On the other hand, the variation width of the delay time due to temperature change in the electrical delay circuit (9) was 10 ns.

Comparing the above two numerical values, it can be seen that there is a three-digit difference in the fluctuation width and that it is sufficiently suppressed. Also, the transmission speed is 50M
The allowable delay time of 10 ns for bps is also satisfied with a sufficient margin. Therefore, a stable spatial optical transmission system can be obtained in which video and audio signals are not disturbed by temperature changes.

FIG. 2 shows another embodiment of the invention.
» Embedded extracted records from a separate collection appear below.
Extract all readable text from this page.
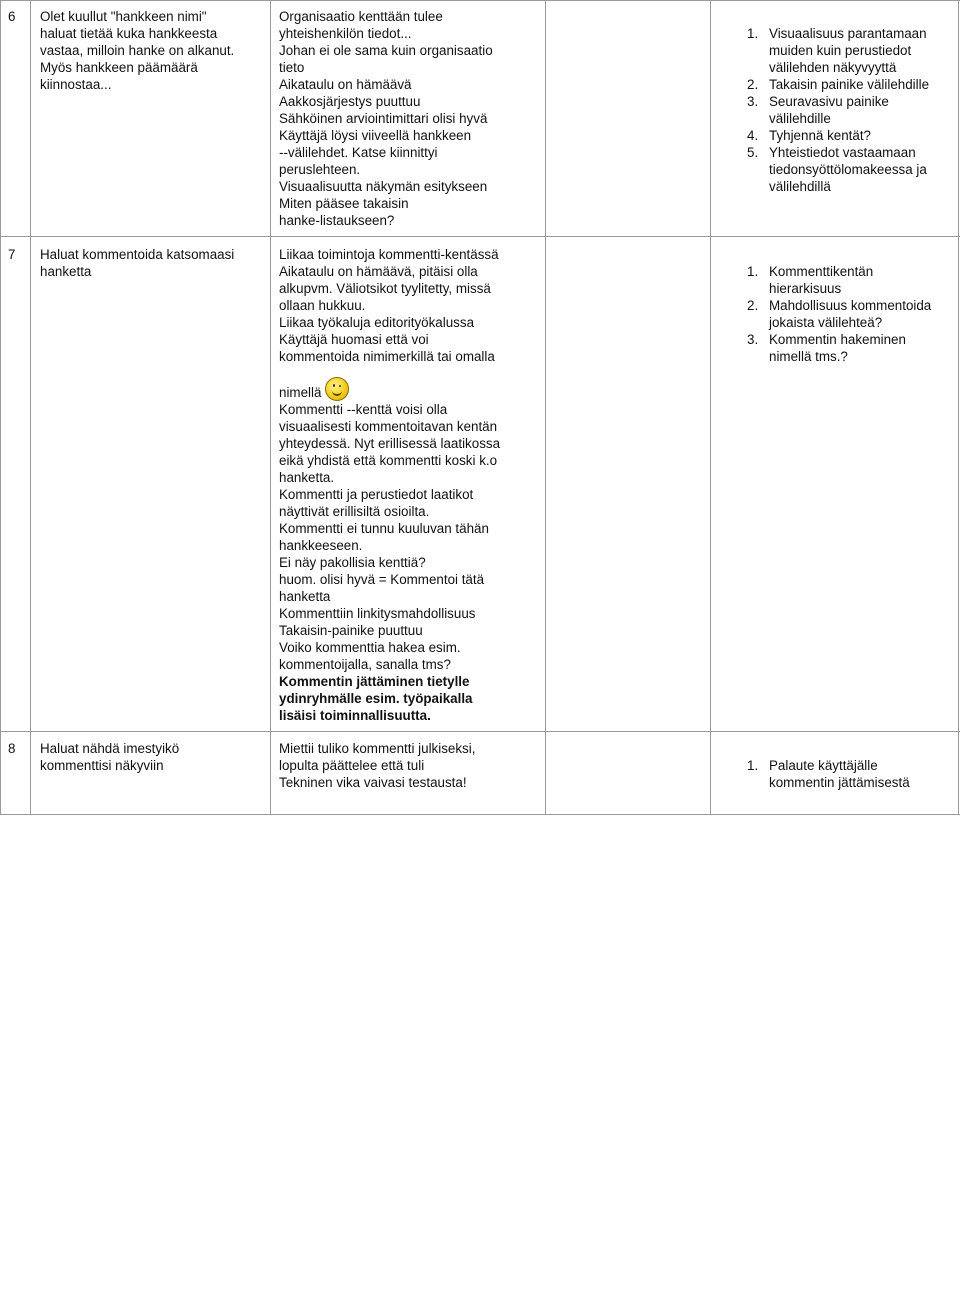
6 Olet kuullut "hankkeen nimi"
haluat tietää kuka hankkeesta
vastaa, milloin hanke on alkanut.
Myös hankkeen päämäärä
kiinnostaa...
Organisaatio kenttään tulee
yhteishenkilön tiedot...
Johan ei ole sama kuin organisaatio
tieto
Aikataulu on hämäävä
Aakkosjärjestys puuttuu
Sähköinen arviointimittari olisi hyvä
Käyttäjä löysi viiveellä hankkeen
--välilehdet. Katse kiinnittyi
peruslehteen.
Visuaalisuutta näkymän esitykseen
Miten pääsee takaisin
hanke-listaukseen?
1. Visuaalisuus parantamaan
muiden kuin perustiedot
välilehden näkyvyyttä
2. Takaisin painike välilehdille
3. Seuravasivu painike
välilehdille
4. Tyhjennä kentät?
5. Yhteistiedot vastaamaan
tiedonsyöttölomakeessa ja
välilehdillä
7 Haluat kommentoida katsomaasi
hanketta
Liikaa toimintoja kommentti-kentässä
Aikataulu on hämäävä, pitäisi olla
alkupvm. Väliotsikot tyylitetty, missä
ollaan hukkuu.
Liikaa työkaluja editorityökalussa
Käyttäjä huomasi että voi
kommentoida nimimerkillä tai omalla
nimellä
Kommentti --kenttä voisi olla
visuaalisesti kommentoitavan kentän
yhteydessä. Nyt erillisessä laatikossa
eikä yhdistä että kommentti koski k.o
hanketta.
Kommentti ja perustiedot laatikot
näyttivät erillisiltä osioilta.
Kommentti ei tunnu kuuluvan tähän
hankkeeseen.
Ei näy pakollisia kenttiä?
huom. olisi hyvä = Kommentoi tätä
hanketta
Kommenttiin linkitysmahdollisuus
Takaisin-painike puuttuu
Voiko kommenttia hakea esim.
kommentoijalla, sanalla tms?
Kommentin jättäminen tietylle
ydinryhmälle esim. työpaikalla
lisäisi toiminnallisuutta.
1. Kommenttikentän
hierarkisuus
2. Mahdollisuus kommentoida
jokaista välilehteä?
3. Kommentin hakeminen
nimellä tms.?
8 Haluat nähdä imestyikö
kommenttisi näkyviin
Miettii tuliko kommentti julkiseksi,
lopulta päättelee että tuli
Tekninen vika vaivasi testausta!
1. Palaute käyttäjälle
kommentin jättämisestä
In the figure, the optical fiber delay line (33) is connected to the optical transmitter (31).
M) and forms part of the signal transmission path. In this case, the light transmitter (31M) is a φ/E converter (34)
, light emitting element drive circuit (10), light emitting element (11),
Consists of a transmission lens (12), the distributor (30M) includes AD converters (5), (7), serial/parallel converter (8), φ/E converter (32), and optical distributor (35). It has a built-in configuration. In this embodiment, since an optical fiber is used as a signal transmission path, the device is not only economical but also has the effect of being resistant to electromagnetic induction noise coming from around the transmission path.

In the above embodiment, the case where a digital signal is transmitted has been described, but the same effect can be provided when an analog signal is transmitted.
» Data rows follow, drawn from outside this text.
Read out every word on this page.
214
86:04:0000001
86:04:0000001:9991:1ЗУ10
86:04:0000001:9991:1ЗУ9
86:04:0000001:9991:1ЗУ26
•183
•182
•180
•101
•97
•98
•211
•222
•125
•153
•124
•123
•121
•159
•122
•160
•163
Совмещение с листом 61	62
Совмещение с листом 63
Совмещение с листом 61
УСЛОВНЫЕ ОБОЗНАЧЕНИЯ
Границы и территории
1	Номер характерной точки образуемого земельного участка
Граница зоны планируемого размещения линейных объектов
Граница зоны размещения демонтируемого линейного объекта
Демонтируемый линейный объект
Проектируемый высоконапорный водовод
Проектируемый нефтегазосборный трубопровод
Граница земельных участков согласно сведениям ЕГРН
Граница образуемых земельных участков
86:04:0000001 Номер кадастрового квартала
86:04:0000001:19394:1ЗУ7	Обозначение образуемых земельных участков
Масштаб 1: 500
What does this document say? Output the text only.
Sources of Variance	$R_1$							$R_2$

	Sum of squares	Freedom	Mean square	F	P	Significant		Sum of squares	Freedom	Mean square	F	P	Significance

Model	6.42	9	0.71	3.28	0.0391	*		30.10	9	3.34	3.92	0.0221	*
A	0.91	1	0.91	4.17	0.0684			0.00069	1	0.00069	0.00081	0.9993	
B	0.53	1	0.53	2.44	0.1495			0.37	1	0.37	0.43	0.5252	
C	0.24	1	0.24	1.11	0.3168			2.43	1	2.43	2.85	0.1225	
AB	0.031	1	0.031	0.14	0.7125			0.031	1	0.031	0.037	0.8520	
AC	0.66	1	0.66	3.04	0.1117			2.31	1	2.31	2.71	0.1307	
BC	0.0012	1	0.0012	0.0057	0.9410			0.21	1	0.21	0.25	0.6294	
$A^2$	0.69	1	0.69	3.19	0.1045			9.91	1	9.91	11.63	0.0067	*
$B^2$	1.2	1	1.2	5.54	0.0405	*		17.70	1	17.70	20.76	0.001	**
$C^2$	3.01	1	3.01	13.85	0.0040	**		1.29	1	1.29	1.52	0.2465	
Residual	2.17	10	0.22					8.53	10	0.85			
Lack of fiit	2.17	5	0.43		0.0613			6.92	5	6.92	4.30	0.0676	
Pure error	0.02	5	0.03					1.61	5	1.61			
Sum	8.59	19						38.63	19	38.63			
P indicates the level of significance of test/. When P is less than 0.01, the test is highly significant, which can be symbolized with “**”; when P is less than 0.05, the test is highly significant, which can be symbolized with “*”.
[Effects of the Invention] As explained above, by using a delay line made of optical fiber in the light transmitter, this invention suppresses the variation in delay time to about -1000 times compared to the conventional method, and reduces the fluctuation of the transmitted signal due to temperature changes. The effect of providing a stable spatial optical transmission device without disturbance can be obtained.
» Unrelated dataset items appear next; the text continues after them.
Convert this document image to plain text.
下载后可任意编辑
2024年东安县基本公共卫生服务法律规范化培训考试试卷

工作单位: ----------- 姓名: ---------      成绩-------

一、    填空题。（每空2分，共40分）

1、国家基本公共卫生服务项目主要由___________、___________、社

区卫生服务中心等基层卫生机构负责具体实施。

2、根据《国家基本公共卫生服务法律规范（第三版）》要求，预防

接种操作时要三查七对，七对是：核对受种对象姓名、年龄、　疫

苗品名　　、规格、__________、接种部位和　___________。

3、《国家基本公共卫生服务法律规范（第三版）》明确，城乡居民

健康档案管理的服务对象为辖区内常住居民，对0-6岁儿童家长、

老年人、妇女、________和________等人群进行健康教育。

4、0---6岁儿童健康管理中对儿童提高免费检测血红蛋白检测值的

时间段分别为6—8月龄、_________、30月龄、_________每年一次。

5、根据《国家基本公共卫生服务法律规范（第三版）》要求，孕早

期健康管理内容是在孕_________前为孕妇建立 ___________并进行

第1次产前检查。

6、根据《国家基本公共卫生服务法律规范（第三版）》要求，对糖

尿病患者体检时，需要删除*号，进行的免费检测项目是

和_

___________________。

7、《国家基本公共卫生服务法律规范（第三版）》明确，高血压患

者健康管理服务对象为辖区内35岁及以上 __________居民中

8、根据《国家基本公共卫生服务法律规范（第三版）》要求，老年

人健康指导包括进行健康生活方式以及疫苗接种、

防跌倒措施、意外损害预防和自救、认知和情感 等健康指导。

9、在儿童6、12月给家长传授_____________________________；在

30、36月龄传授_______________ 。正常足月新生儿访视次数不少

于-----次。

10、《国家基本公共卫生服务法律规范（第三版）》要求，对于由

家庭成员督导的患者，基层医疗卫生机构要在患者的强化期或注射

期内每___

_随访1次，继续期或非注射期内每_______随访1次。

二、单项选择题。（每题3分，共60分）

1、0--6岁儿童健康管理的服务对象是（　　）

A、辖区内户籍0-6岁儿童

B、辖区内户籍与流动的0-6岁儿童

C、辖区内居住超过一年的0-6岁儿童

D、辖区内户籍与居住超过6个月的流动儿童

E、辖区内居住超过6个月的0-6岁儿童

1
[Brief explanation of the drawing]

FIG. 1 is a block diagram showing a light transmitter according to an embodiment of the present invention, FIG. 2 is a block diagram showing a distributor and a light transmitter according to another embodiment of the present invention, and FIG. 3 is a block diagram showing a light transmitter according to the prior art. FIG. 4 is a block diagram of the light transmitter and the light receiver. FIG. 4 is a layout diagram showing the positional relationship between the light transmitter and the light receiver. In the figure, (10) is a light emitting element drive circuit, (11) is a light emitting element, (31) is a light transmitter, (32) is an electro-optical converter, (33) is an optical fiber delay line, and (34) is a The optical-to-electrical converter (35) is an optical splitter. In addition, in the figures, the same reference numerals indicate the same or equivalent parts. Agent Patent attorney Masuo Oiwa (and 2 others) Layout diagram of light transmitter and light receiver Figure 4 Procedural amendment 1 Sagi (voluntary) 5. Scope of claims of the specification to be amended and details of the invention Description field. 6. Contents of the amendment 2. Name space of the invention Optical transmission device 3. Relationship with the case of the person making the amendment Patent applicant address 2-2-3 Marunouchi, Chiyoda-ku, Tokyo Name (601) Representative of Mitsubishi Electric Corporation Moriya Yoshiki 4, Agent Address: 2-2-3 Marunouchi, Chiyoda-ku, Tokyo, Japan Claims: A system for transmitting optical signals from a plurality of light transmitters installed near the orbit to a receiver moving on an orbit. In the spatial optical transmission device, the light transmitter is characterized in that the light transmitter is equipped with a delay line using an optical fiber so that the optical signals from adjacent light transmitters have the same phase at a point where the levels are equal. Spatial optical transmission device.

Claims (1)

[Claims] In a spatial optical transmission device that transmits optical signals from a plurality of light transmitters installed near the orbit to a light receiver moving on an orbit, the light transmitter receives optical signals from adjacent light transmitters. 1. A spatial optical transmission device comprising a delay line using an optical fiber so that the phases are the same at each point.